人生無所謂成敗,我覺得,朝著自己堅持的方向,再往前走一步,都是值得的。很多時候,我們迷茫,煩悶,糾結,痛苦,甚至絕望,其實都沒什麼大不了的,隻是缺乏“再往前走一步”的堅持與篤定。
再往前走一步
人生第一次,是一枚生命印章,蓋在記憶裏,變成為一道永不褪色的真跡。20歲那年,我的第一篇文章在遼寧《青年知識報》上發表了,縈繞在心間的文學情結,像一粒飽滿的種子,落地生根,迎風抽葉,終於開出一朵小花兒來。我將收到的稿費,買了一本書,永久收藏那一份喜悅。
同年,我畢業分配在一所學校工作,課少,自己可支配的時間富裕。閑暇時,一盞台燈相伴,提筆展紙爬格子,一疊疊字紙從筆端滑出,寄往各處,卻是音訊杳然。此後兩年,再沒有發表一個字,這種苦焦狀態折磨得我沒有脾氣,消磨了誌氣,信心全寫丟了。

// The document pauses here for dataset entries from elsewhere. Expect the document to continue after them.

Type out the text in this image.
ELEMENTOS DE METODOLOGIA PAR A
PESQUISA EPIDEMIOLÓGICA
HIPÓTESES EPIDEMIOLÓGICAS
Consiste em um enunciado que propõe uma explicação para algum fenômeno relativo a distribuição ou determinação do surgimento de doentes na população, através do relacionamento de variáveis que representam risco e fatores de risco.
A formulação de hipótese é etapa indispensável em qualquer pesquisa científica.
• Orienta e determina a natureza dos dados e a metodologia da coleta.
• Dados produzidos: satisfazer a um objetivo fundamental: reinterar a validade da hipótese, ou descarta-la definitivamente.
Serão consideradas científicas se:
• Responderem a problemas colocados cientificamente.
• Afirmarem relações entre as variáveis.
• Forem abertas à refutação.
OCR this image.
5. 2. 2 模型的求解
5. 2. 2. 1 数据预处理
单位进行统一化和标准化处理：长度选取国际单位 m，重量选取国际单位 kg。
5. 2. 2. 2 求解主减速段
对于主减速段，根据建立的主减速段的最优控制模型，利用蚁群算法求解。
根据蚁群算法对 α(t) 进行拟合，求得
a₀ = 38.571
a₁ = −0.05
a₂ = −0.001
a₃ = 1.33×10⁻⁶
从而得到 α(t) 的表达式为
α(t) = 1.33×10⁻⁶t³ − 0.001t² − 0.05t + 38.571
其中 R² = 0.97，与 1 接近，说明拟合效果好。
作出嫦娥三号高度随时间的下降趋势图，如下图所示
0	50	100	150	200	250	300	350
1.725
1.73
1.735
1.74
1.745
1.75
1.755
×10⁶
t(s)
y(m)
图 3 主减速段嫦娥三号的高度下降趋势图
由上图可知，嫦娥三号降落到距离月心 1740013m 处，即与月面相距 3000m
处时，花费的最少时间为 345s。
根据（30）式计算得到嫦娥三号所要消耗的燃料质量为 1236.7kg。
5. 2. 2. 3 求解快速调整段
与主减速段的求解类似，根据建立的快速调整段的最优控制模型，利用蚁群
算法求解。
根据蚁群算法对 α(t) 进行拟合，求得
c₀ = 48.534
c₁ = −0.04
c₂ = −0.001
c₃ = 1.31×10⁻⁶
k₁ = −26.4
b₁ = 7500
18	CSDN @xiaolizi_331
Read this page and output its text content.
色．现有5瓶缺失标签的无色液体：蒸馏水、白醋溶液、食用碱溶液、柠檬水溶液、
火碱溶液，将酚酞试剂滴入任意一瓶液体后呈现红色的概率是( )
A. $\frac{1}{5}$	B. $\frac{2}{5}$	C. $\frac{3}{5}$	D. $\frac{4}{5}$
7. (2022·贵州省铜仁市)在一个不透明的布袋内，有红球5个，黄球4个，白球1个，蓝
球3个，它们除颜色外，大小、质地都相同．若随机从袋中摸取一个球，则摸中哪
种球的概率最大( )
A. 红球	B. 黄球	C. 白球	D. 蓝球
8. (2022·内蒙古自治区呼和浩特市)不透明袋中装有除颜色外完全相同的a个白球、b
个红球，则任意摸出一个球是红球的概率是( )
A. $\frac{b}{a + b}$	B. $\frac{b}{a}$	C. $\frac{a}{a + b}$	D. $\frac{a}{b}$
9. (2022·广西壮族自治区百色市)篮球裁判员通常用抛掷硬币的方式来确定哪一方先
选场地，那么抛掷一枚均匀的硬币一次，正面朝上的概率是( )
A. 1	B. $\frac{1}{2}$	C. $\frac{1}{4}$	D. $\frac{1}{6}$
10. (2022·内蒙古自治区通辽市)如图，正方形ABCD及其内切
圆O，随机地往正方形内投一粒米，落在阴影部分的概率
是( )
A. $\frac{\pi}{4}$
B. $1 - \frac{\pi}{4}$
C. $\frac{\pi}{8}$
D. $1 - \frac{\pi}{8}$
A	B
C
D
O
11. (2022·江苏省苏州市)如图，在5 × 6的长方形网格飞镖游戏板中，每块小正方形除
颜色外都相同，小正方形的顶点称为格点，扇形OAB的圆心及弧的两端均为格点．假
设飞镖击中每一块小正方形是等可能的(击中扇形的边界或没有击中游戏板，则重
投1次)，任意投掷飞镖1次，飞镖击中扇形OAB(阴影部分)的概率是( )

無奈,隻好選擇放棄。一次,跟學校船工(校園濱河,配船方便出行)的閑聊,扯到這事上,他的一席話,讓我撥開雲霧見天日,心胸豁然開朗起來。
年輕的時候,船工老吳常在鄱陽湖上行船,在素有“東方百慕大”之稱的險峻水域進出無數回。有一次,湖麵突起大風,烏雲彙聚水汽,能見度極低。風像吹葉片一樣,把船吹得左搖右晃,大家都要暈了,等緩過來的時候,紛紛指責老吳方向走錯了,要求掉頭。隻有老吳一個人堅持著,堅持往前走。他對大夥說:“再往前走,就到劉家港了。我們去那裏避風。”有人要來搶舵輪,老吳抽出刀來,逼退他們。大約一個小時,老吳把船泊進了劉家港。事後,大家才發現,如果不是老吳,船就開進了“東方百慕大”,有去無回了。
講完自己的故事,老吳坐在船頭,對我說:“陳老師,我活了大半輩子,有些東西也看透了,比如走路行船,覺得方向對了,你就再往前走一步。做人有時候靠的是堅持。你既然喜歡寫,就再堅持一下,也許,明年就好了。”